The reality is a spin may only be a split/sale which could benefit enterprise value but not necessarily shareholder value.
Despite the fact that roughly 95% of CZR’s EBITDA comes from its core casino operations, most of the focus remains on the company’s interactive division. This division currently comprises online gaming operations in the UK and social gaming through Playtika’s platforms. Speculation (dare we say “spin”?) is that CZR’s unencumbered interactive assets will be spun off to shareholders. Under this scenario shareholders would hold stock in 2 companies – “bad company” consisting of highly leveraged core gaming operations and “good company”, essentially an option on a huge growth business comprised of online and social gaming. Sounds good, but doesn’t really mesh with reality.
As we wrote about in “SPIN-OFF OF CAESARS INTERACTIVE? NOT SO FAST….” on 2/28, a spin-off of CZR’s interactive assets presents several challenges:
- A spin-off poses material tax consequences for both Caesars Entertainment and its shareholders unless they can effect a tax-free spin under Section 355
- While it is true that Caesar’s Interactive has no debt, that doesn’t mean that it is truly “unencumbered.” CZR’s secured lenders at the operating company and CMBS entity have upstream guarantees secured by stock in Caesar’s Entertainment Corporation (CEC) and thereby an indirect claim to anything that CEC owns. If a spin-off occurs and debt holders don’t receive consideration for their stake, they have a strong case of fraudulent conveyance should CZRs eventually file. Even if no filing occurs, there are likely to be lawsuits brought by debt holders to either prevent a spin or get a piece of the proceeds.
- Federal legislation now looks a lot less likely than a few months ago since the “Barton Bill” did not get tacked on to payroll tax extension as many hoped. There is still hope that HR 2366 will get tacked onto a piece of must pass legislation this year (e.g. Highway Bill), but the odds look slim. An online gaming market developed through the State route will take longer to develop and be smaller in size.
- Without the exciting growth opportunity of social gaming and the option on US online gaming legalization, the core business is a collection of a over-leveraged Regional/ Las Vegas/AC assets with a lot of deferred cap ex and a sky high interest expense bill where every cent of FCF will go towards interest service for the foreseeable future.
We recently obtained some clarification to some of these issues. The company confirmed to us that if they decide to monetize CZR’s interactive assets in a separate entity it would likely have to be in form of a split-off or sale where the proceeds would go back to Caesar’s Entertainment. While this may seem like a subtle clarification, for an entity that is over 11x leveraged, an accrual of proceeds from any sale back to the enterprise vs. shareholders makes huge difference. Essentially, with a monetization of Caesars Interactive, shareholders would be left holding the bag of a highly leveraged portfolio of Caesar’s casino holdings where proceeds of any sale would likely go towards debt reduction. This is not necessarily a bad thing but on a $22BN pile of debt, it’s hard to move the needle enough to create material equity value.

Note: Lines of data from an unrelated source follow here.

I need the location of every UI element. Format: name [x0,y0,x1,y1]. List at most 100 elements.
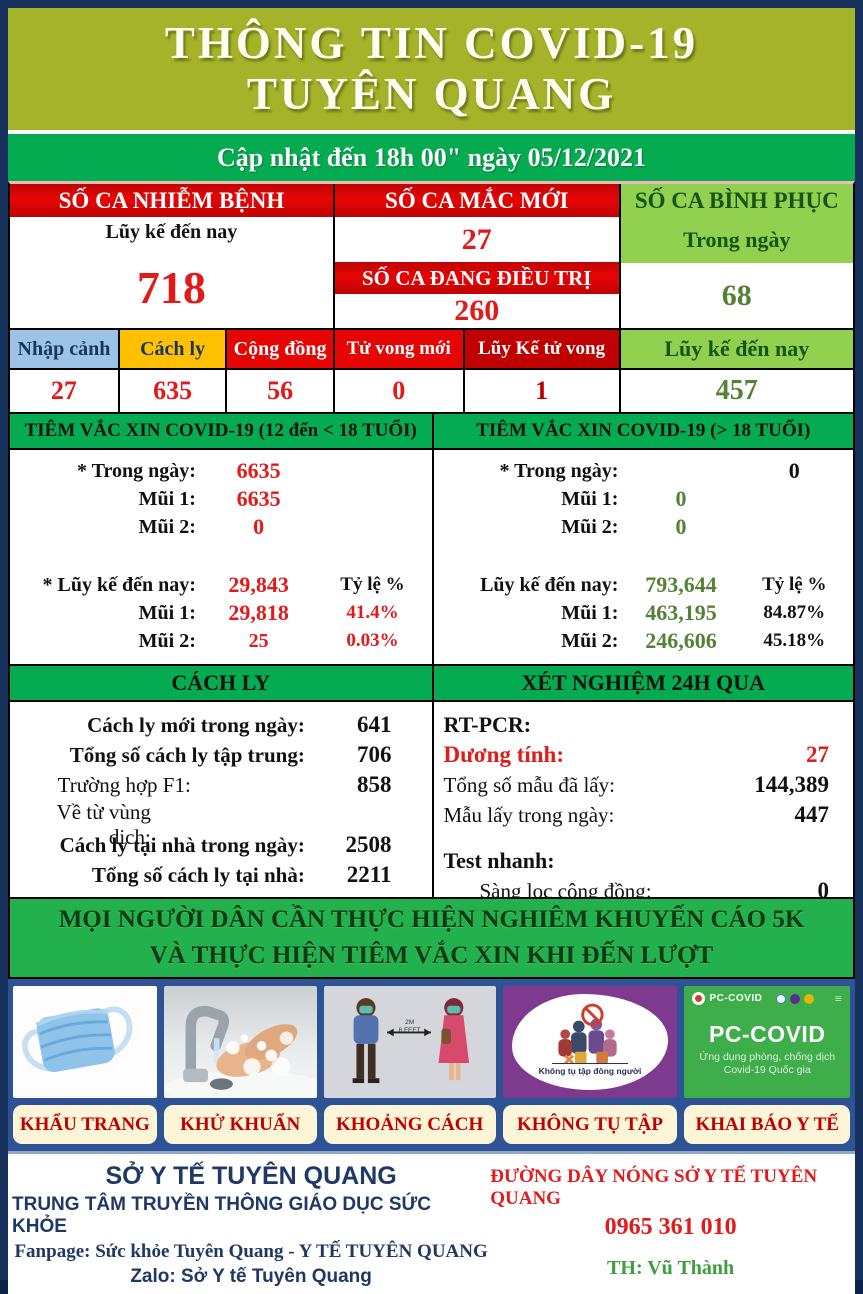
ministry-badge-icon [776,993,787,1004]
imported-value: 27 [50,376,77,405]
testing-header: XÉT NGHIỆM 24H QUA [433,666,853,702]
adults-dose1-rate: 84.87% [763,602,826,623]
children-dose1-cumulative: 29,818 [228,600,289,625]
community-label: Cộng đồng [225,330,333,368]
hotline-label: ĐƯỜNG DÂY NÓNG SỞ Y TẾ TUYÊN QUANG [490,1166,818,1209]
deaths-values: 0 1 [334,368,619,412]
community-value: 56 [225,370,333,412]
tile-no-gathering-label: KHÔNG TỤ TẬP [502,1105,678,1144]
quarantine-row-value: 641 [356,712,392,737]
recovered-today-label: Trong ngày [620,217,853,263]
quarantine-row-value: 2211 [346,862,392,887]
deaths-labels: Tử vong mới Lũy Kế tử vong [334,328,619,368]
children-cumulative-label: * Lũy kế đến nay: [42,573,196,596]
poster-header: THÔNG TIN COVID-19 TUYÊN QUANG [8,8,855,130]
adults-dose2-today: 0 [675,514,687,539]
cumulative-deaths-label: Lũy Kế tử vong [462,330,619,368]
no-gathering-caption: Không tụ tập đông người [538,1066,642,1076]
new-cases-header: SỐ CA MẮC MỚI [334,184,619,217]
infected-cumulative-label: Lũy kế đến nay [105,220,238,243]
quarantine-row-label: Trường hợp F1: [57,772,191,797]
quarantine-row-label: Tổng số cách ly tại nhà: [91,862,305,887]
children-dose2-today: 0 [253,514,265,539]
total-samples-label: Tổng số mẫu đã lấy: [443,772,615,797]
infected-breakdown-labels: Nhập cảnh Cách ly Cộng đồng [10,328,333,368]
zalo-line: Zalo: Sở Y tế Tuyên Quang [130,1266,372,1287]
vaccination-adults-panel: TIÊM VẮC XIN COVID-19 (> 18 TUỔI) * Tron… [431,414,853,664]
tile-handwash: KHỬ KHUẨN [163,986,317,1144]
adults-dose1-cumulative: 463,195 [645,600,717,625]
update-timestamp: Cập nhật đến 18h 00" ngày 05/12/2021 [216,142,647,172]
quarantine-row-label: Về từ vùng dịch: [56,800,151,849]
recovered-column: SỐ CA BÌNH PHỤC Trong ngày 68 Lũy kế đến… [618,184,853,412]
advisory-banner: MỌI NGƯỜI DÂN CẦN THỰC HIỆN NGHIÊM KHUYẾ… [8,899,855,979]
tile-mask-label: KHẨU TRANG [13,1105,157,1144]
mask-image [13,986,157,1098]
infected-breakdown-values: 27 635 56 [10,368,333,412]
children-dose1-cum-label: Mũi 1: [138,601,196,624]
case-statistics-table: SỐ CA NHIỄM BỆNH Lũy kế đến nay 718 Nhập… [8,181,855,414]
adults-dose2-cumulative: 246,606 [645,628,717,653]
quarantine-row-label: Cách ly mới trong ngày: [87,712,305,737]
adults-today-value: 0 [788,458,800,483]
children-dose1-today: 6635 [236,486,281,511]
adults-dose2-rate: 45.18% [763,630,826,651]
rapid-test-label: Test nhanh: [443,848,555,873]
poster-title-line1: THÔNG TIN COVID-19 [164,18,699,69]
face-mask-icon [22,1006,133,1073]
recovered-header: SỐ CA BÌNH PHỤC [620,184,853,217]
screening-label: Sàng lọc cộng đồng: [479,878,652,903]
center-name: TRUNG TÂM TRUYỀN THÔNG GIÁO DỤC SỨC KHỎE [12,1194,431,1237]
new-cases-column: SỐ CA MẮC MỚI 27 SỐ CA ĐANG ĐIỀU TRỊ 260… [332,184,619,412]
adults-dose1-label: Mũi 1: [561,487,619,510]
advisory-line2: VÀ THỰC HIỆN TIÊM VẮC XIN KHI ĐẾN LƯỢT [149,942,714,969]
poster-footer: SỞ Y TẾ TUYÊN QUANG TRUNG TÂM TRUYỀN THÔ… [8,1151,855,1294]
prevention-tiles: KHẨU TRANG [8,979,855,1151]
tile-health-declaration-label: KHAI BÁO Y TẾ [684,1105,850,1144]
app-desc-line1: Ứng dụng phòng, chống dịch [699,1051,836,1063]
children-dose1-rate: 41.4% [346,602,399,623]
quarantine-row-label: Tổng số cách ly tập trung: [69,742,305,767]
no-gathering-image: Không tụ tập đông người [502,986,678,1098]
quarantine-row-label: Cách ly tại nhà trong ngày: [59,832,305,857]
poster-title-line2: TUYÊN QUANG [246,69,617,119]
rtpcr-label: RT-PCR: [443,712,532,737]
children-dose2-cum-label: Mũi 2: [138,629,196,652]
quarantined-value: 635 [117,370,226,412]
quarantined-label: Cách ly [117,330,226,368]
tile-distance: 2M 6 FEET KHOẢNG CÁCH [323,986,496,1144]
imported-label: Nhập cảnh [10,330,118,368]
caption-rule [551,1063,629,1064]
fanpage-line: Fanpage: Sức khỏe Tuyên Quang - Y TẾ TUY… [14,1241,488,1262]
tile-handwash-label: KHỬ KHUẨN [163,1105,317,1144]
adults-dose1-cum-label: Mũi 1: [561,601,619,624]
children-cumulative-value: 29,843 [228,572,289,597]
recovered-cumulative-label: Lũy kế đến nay [620,328,853,368]
vaccination-children-panel: TIÊM VẮC XIN COVID-19 (12 đến < 18 TUỔI)… [10,414,432,664]
vaccination-children-header: TIÊM VẮC XIN COVID-19 (12 đến < 18 TUỔI) [10,414,432,450]
credit-line: TH: Vũ Thành [607,1257,735,1279]
app-name: PC-COVID [709,993,763,1004]
handwashing-icon [163,1005,317,1098]
quarantine-row-value: 706 [356,742,392,767]
app-body: PC-COVID Ứng dụng phòng, chống dịch Covi… [692,1005,842,1092]
adults-dose2-cum-label: Mũi 2: [561,629,619,652]
today-samples-label: Mẫu lấy trong ngày: [443,802,615,827]
update-bar: Cập nhật đến 18h 00" ngày 05/12/2021 [8,134,855,181]
infected-header: SỐ CA NHIỄM BỆNH [10,184,333,217]
positive-value: 27 [805,742,829,767]
adults-cumulative-value: 793,644 [645,572,717,597]
recovered-today-value: 68 [620,263,853,328]
tile-distance-label: KHOẢNG CÁCH [323,1105,496,1144]
vaccination-section: TIÊM VẮC XIN COVID-19 (12 đến < 18 TUỔI)… [8,414,855,666]
children-rate-header: Tỷ lệ % [340,574,405,595]
adults-dose1-today: 0 [675,486,687,511]
treating-value: 260 [454,294,500,327]
testing-panel: XÉT NGHIỆM 24H QUA RT-PCR: Dương tính: 27… [431,666,853,906]
quarantine-header: CÁCH LY [10,666,432,702]
new-cases-value: 27 [461,222,492,256]
infected-cumulative-value: 718 [136,262,206,313]
crowd-icon [557,1003,617,1065]
cumulative-deaths-value: 1 [462,370,619,412]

CZR’s also needs to consider the synergies of keeping the company intact:
- State by state legislation will likely require having physical assets in each state in order to get a license. This means keeping CZR Interactive in-house maybe a necessary reality for the foreseeable future
- Co-branding opportunities for the social gaming site
- Question of whether a split-off of the assets would create value in excess of what investors are currently assigning to the interactive business. A split-off of the interactive company would also introduce a second set of reporting and public company expenses as well as a fee payable CZR’s would also diminish the standalone entities’ value.
We believe that the vast majority of CZR’s $1.6BN equity cap largely reflects the value of the Interactive division and an option value of a major recovery on the core. Without a tax free spin, the equity value of the Interactive division may be less than investors perceive.